INDEPENDENT NEWS

NZ Should Apologise For Past Action On Timor

Published: Fri 3 Feb 2006 01:40 PM
3 February, 2006
The East Timor Commission for Reception Truth and Reconciliation calls for reparations- New Zealand must apologise for its sins and pay up.
The 2,500 page document of the Commission for Reception Truth and Reconciliation has just been released at the United Nations and the full contents are now widely available on the internet. The report, which New Zealand helped to fund, documents 24 years of crimes against humanity in horrifying detail.
Tens of thousands of East Timorese were killed or died of starvation, rape was endemic and infrastructure was systematically destroyed. The report carefully sets out who is to blame and calls for reparations.
The Indonesia Human Rights Committee has written to the Minister of Foreign Affairs to urge him to take on board the explicit recommendations relevant to us. All countries which provided military assistance to Indonesia while it occupied East Timor, should apologise for failing to adequately uphold internationally agreed rights and freedoms. The report recommends that the UN Security Council help the Timorese Government to obtain reparations.
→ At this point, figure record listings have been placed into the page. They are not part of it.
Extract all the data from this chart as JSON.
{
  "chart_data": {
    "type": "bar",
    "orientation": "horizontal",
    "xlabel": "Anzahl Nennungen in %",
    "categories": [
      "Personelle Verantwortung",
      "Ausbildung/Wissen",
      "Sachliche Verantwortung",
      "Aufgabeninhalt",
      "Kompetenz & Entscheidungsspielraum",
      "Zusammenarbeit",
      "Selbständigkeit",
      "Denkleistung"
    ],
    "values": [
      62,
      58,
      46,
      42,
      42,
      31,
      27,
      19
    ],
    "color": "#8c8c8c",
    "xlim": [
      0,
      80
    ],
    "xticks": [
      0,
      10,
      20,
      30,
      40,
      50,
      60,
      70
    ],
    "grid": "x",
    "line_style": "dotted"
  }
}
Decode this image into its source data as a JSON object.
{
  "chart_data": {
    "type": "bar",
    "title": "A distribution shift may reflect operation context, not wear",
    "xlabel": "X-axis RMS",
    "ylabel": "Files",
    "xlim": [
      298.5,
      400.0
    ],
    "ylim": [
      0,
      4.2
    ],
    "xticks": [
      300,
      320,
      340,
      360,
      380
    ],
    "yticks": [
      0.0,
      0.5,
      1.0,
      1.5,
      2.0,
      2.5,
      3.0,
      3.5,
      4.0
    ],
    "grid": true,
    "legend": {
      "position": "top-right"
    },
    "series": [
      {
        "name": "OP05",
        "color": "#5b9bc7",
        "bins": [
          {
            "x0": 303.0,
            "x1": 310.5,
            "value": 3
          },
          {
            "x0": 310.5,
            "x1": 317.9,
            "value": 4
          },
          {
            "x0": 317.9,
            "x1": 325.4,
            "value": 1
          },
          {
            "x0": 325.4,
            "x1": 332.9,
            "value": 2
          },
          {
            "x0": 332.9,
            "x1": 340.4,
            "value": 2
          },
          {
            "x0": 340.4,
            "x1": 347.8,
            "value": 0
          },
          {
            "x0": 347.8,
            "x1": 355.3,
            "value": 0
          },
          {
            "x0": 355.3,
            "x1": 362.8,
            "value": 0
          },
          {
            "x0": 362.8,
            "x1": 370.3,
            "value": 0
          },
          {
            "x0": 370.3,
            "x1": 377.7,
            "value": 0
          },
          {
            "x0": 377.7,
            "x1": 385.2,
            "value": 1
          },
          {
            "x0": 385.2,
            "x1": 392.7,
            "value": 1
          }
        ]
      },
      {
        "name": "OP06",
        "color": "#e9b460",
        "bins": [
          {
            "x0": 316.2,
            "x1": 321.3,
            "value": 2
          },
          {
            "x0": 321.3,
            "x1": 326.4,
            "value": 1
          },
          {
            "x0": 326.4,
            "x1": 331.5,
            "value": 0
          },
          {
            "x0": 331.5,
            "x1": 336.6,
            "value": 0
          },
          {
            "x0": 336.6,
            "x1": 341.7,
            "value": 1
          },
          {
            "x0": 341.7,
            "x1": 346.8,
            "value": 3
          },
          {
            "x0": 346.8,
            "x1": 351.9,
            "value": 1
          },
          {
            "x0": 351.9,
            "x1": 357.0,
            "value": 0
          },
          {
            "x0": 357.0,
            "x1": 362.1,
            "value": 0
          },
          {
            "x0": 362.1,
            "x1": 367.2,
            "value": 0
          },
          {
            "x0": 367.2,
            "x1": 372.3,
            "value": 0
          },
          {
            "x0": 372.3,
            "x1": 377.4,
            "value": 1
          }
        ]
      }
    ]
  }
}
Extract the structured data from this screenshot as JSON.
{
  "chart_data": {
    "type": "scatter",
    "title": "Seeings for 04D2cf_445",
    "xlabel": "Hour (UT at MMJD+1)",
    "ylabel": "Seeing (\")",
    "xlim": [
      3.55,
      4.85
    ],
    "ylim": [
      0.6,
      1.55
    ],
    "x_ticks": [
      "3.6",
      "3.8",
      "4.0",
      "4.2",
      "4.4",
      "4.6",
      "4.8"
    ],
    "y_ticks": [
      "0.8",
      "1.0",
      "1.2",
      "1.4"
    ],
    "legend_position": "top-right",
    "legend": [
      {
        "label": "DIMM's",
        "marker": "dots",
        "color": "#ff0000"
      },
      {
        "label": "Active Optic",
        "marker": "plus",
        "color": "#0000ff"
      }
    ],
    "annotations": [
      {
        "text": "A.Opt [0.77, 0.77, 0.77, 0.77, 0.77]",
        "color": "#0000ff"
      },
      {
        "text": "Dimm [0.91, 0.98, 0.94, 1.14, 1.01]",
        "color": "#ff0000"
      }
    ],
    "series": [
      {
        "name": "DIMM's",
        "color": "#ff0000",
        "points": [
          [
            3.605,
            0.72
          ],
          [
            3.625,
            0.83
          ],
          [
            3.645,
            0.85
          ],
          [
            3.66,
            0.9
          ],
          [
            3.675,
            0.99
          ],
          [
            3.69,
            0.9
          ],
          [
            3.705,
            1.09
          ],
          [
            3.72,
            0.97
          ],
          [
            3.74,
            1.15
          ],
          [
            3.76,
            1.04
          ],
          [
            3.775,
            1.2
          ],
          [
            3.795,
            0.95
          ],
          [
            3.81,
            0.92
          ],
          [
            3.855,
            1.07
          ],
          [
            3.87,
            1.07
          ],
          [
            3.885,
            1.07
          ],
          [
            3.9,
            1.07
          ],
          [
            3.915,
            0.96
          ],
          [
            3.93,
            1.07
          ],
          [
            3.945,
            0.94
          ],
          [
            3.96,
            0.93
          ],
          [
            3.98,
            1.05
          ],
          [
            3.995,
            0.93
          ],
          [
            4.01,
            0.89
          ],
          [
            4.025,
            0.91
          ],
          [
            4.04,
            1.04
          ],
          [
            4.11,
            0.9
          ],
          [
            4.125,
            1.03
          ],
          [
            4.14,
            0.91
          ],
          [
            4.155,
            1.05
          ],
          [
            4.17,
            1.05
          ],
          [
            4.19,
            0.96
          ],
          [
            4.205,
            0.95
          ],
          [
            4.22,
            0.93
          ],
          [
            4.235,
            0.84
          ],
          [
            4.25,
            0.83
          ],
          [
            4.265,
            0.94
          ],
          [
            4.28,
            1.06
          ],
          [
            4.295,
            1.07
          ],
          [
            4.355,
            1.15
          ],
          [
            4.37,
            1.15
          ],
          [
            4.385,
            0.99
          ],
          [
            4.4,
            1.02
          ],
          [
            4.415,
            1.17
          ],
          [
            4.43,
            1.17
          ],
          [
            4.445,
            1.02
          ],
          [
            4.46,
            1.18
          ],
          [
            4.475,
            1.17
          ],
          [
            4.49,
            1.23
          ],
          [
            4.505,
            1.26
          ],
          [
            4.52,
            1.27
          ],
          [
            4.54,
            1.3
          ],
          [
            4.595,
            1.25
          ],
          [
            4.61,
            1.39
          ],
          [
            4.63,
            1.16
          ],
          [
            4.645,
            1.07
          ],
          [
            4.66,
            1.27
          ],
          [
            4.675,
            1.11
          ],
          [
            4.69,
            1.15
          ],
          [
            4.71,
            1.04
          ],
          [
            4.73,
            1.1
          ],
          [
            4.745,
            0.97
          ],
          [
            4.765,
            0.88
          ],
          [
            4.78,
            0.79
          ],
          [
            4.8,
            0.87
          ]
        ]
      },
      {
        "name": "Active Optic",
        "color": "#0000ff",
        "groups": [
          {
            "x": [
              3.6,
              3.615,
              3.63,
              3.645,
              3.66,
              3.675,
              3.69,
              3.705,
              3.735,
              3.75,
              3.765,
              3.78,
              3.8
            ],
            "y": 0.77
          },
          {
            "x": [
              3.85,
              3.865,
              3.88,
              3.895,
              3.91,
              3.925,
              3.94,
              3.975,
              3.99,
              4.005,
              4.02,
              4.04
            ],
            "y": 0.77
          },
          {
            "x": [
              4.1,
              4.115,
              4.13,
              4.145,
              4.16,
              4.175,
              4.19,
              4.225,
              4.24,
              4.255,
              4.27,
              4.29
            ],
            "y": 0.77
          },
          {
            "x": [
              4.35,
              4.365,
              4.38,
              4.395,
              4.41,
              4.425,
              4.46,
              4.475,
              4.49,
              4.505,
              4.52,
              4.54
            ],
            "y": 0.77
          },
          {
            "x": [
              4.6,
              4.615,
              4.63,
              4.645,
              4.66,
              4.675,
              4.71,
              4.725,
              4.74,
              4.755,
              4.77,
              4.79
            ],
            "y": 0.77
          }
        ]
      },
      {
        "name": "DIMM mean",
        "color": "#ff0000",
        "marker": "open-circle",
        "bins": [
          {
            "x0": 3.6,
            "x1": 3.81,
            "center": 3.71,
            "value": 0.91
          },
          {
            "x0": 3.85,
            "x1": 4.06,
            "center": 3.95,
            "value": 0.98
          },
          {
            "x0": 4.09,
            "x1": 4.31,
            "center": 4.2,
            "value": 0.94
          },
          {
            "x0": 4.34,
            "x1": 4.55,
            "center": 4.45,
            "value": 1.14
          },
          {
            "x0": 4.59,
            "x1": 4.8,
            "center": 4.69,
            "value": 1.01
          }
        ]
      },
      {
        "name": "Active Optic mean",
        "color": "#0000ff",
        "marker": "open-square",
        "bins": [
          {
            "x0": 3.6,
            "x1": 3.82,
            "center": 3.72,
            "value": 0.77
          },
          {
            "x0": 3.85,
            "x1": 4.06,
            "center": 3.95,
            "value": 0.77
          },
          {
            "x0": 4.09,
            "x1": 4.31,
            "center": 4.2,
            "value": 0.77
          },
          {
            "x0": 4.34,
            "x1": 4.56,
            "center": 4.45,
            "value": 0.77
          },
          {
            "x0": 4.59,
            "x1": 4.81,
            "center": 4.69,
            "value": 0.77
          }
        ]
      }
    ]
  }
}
New Zealand is also asked to join with Australia and Britain in a joint initiative to establish the truth about the 1975 deaths of 6 foreign journalists in East Timor including New Zealander Gary Cunningham.
Declassified documents from the New Zealand Ministry of Foreign Affairs were given to the Truth Commission and are cited there. These documents confirm that New Zealand officials knew very accurately about the Indonesian plans to invade and did nothing to blow the whistle. Subsequently New Zealand was an extremely valuable friend to Indonesia - supporting it at the United Nations, and playing down human rights abuses even when New Zealand citizens were killed in East Timor. New Zealand also trained the Indonesian military and Indonesian officers came here to learn how to fly Skyhawk attack jets and how to improve their counter-insurgency skills.
Australia and the United States both gave Indonesia the green light for the initial invasion and so their role is justifiably in the spotlight. However, New Zealand was also a partner in the crime and we owe a debt to one of the most poverty stricken nations in the world.
New Zealand should make a full and genuine apology to the people of East Timor and set an example to other guilty nations by offering reparations and insisting that the UN coordinate an immediate reparations programme. We must also offer a very belated apology to the family of Gary Cunningham and get to the truth about this pivotal episode.